Anos eleitorais e a produtividade do Congresso: o que os dados de 2018 a 2025 revelam

Em 2018, ano de eleição geral, foram aprovadas 301 proposições, mas a atenção de parlamentares esteve voltada sobretudo para reeleição e campanhas estaduais, o que reduziu a margem para votações de maior complexidade. O ano seguinte, 2019, inaugurou um novo Congresso e registrou um pico de produtividade, com 345 proposições aprovadas.
A chegada da pandemia alterou totalmente a lógica em 2020, um ano municipal: apenas 180 proposições foram aprovadas, mas grande parte em regime de urgência, concentradas em medidas emergenciais como o auxílio financeiro. Já em 2021, sem eleições, a Câmara voltou a operar em alta rotação e aprovou 246 proposições, consolidando o padrão de maior fôlego em anos “livres” do calendário eleitoral.
No ano de 2022, com eleições gerais à vista, o ritmo se acelerou no primeiro semestre e resultou em 271 aprovações, antes de cair no segundo semestre com a entrada plena da agenda eleitoral. Em 2023, primeiro ano do atual Congresso, houve uma leve queda, com 225 proposições aprovadas, em contraste com o volume recorde de projetos apresentados (mais de 7 mil).

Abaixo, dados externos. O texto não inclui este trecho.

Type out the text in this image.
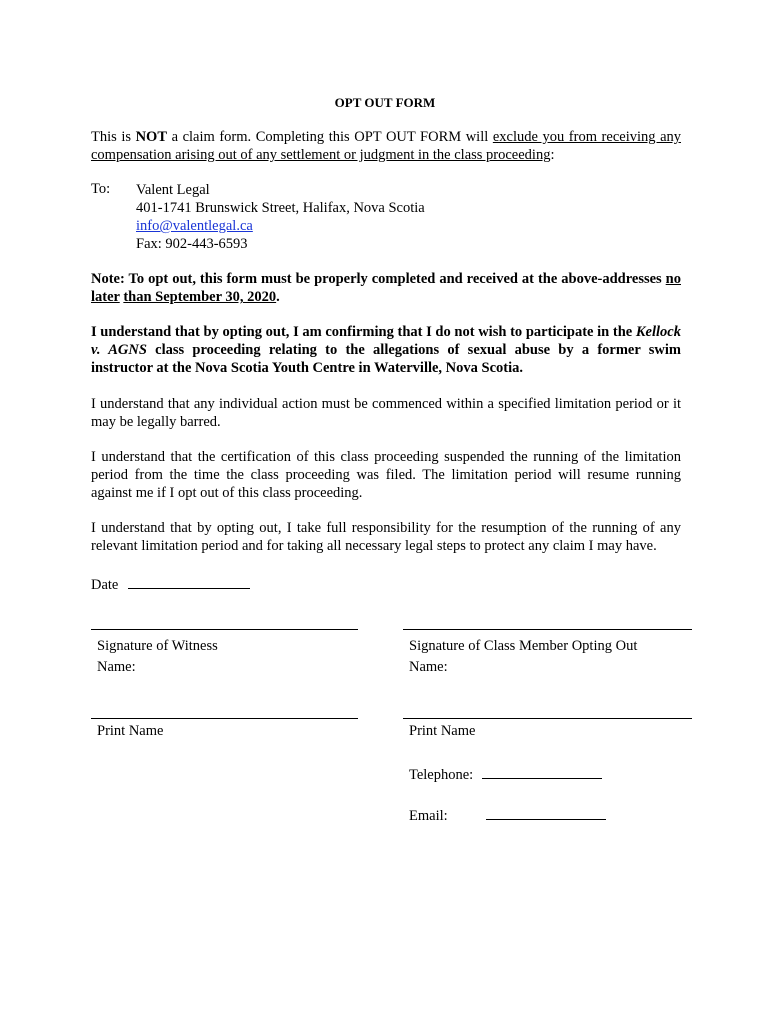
OPT OUT FORM
This is NOT a claim form. Completing this OPT OUT FORM will exclude you from receiving any compensation arising out of any settlement or judgment in the class proceeding:
To: Valent Legal
401-1741 Brunswick Street, Halifax, Nova Scotia
info@valentlegal.ca
Fax: 902-443-6593
Note: To opt out, this form must be properly completed and received at the above-addresses no later than September 30, 2020.
I understand that by opting out, I am confirming that I do not wish to participate in the Kellock v. AGNS class proceeding relating to the allegations of sexual abuse by a former swim instructor at the Nova Scotia Youth Centre in Waterville, Nova Scotia.
I understand that any individual action must be commenced within a specified limitation period or it may be legally barred.
I understand that the certification of this class proceeding suspended the running of the limitation period from the time the class proceeding was filed. The limitation period will resume running against me if I opt out of this class proceeding.
I understand that by opting out, I take full responsibility for the resumption of the running of any relevant limitation period and for taking all necessary legal steps to protect any claim I may have.
Date
Signature of Witness
Name:
Signature of Class Member Opting Out
Name:
Print Name	Print Name
Telephone:
Email:
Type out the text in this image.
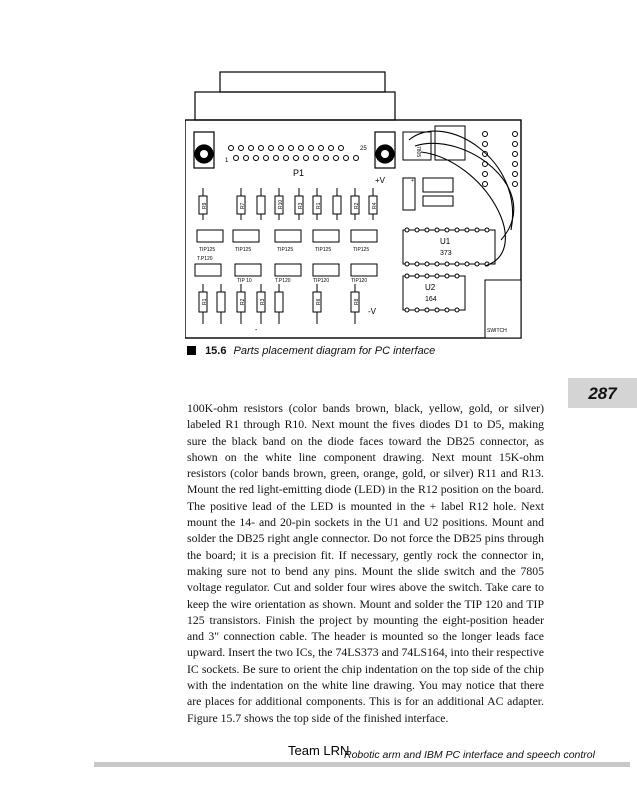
1
25
P1
+V
R9	R7	R10	R3 R1	R2 R4
TIP125	TIP125	TIP125	TIP125	TIP125
T.P120
TIP 10	T.P120	TIP120	TIP120
R1	R2	R3	R6	R8
-
-V
7805
+
SWITCH
U1
373
U2
164
15.6 Parts placement diagram for PC interface
287

100K-ohm resistors (color bands brown, black, yellow, gold, or silver) labeled R1 through R10. Next mount the fives diodes D1 to D5, making sure the black band on the diode faces toward the DB25 connector, as shown on the white line component drawing. Next mount 15K-ohm resistors (color bands brown, green, orange, gold, or silver) R11 and R13. Mount the red light-emitting diode (LED) in the R12 position on the board. The positive lead of the LED is mounted in the + label R12 hole. Next mount the 14- and 20-pin sockets in the U1 and U2 positions. Mount and solder the DB25 right angle connector. Do not force the DB25 pins through the board; it is a precision fit. If necessary, gently rock the connector in, making sure not to bend any pins. Mount the slide switch and the 7805 voltage regulator. Cut and solder four wires above the switch. Take care to keep the wire orientation as shown. Mount and solder the TIP 120 and TIP 125 transistors. Finish the project by mounting the eight-position header and 3" connection cable. The header is mounted so the longer leads face upward. Insert the two ICs, the 74LS373 and 74LS164, into their respective IC sockets. Be sure to orient the chip indentation on the top side of the chip with the indentation on the white line drawing. You may notice that there are places for additional components. This is for an additional AC adapter. Figure 15.7 shows the top side of the finished interface.

Team LRN
Robotic arm and IBM PC interface and speech control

Já em 2024, ano de eleições municipais, os números preliminares apontam 261 proposições aprovadas, sugerindo uma queda mais suave, mas ainda perceptível. Para 2025, um ano não eleitoral, os dados parciais até agosto indicam tendência de retomada, em linha com o padrão histórico: maior produtividade quando não há campanhas em disputa.
O padrão é claro: anos eleitorais drenam energia política para fora do Plenário. Projetos estruturais ou polêmicos tendem a ser adiados, enquanto matérias consensuais ou de impacto imediato ganham prioridade. O resultado é um ciclo previsível de maior produção em anos ímpares e desaceleração em anos de eleição.
Para quem atua em RelGov, inteligência política ou planejamento estratégico, essa cadência é crítica. Não se trata apenas de contar projetos aprovados, mas de entender quando o Congresso tem fôlego para pautas decisivas. Antecipar gargalos, identificar janelas de votação e saber quando o custo de oportunidade é mais alto pode evitar investimentos fora de hora e aumentar a eficácia de agendas prioritárias.
Em Brasília, o tempo legislativo não é linear: ele obedece ao relógio eleitoral. E ignorar esse calendário é perder previsibilidade em um dos fatores mais determinantes da política brasileira.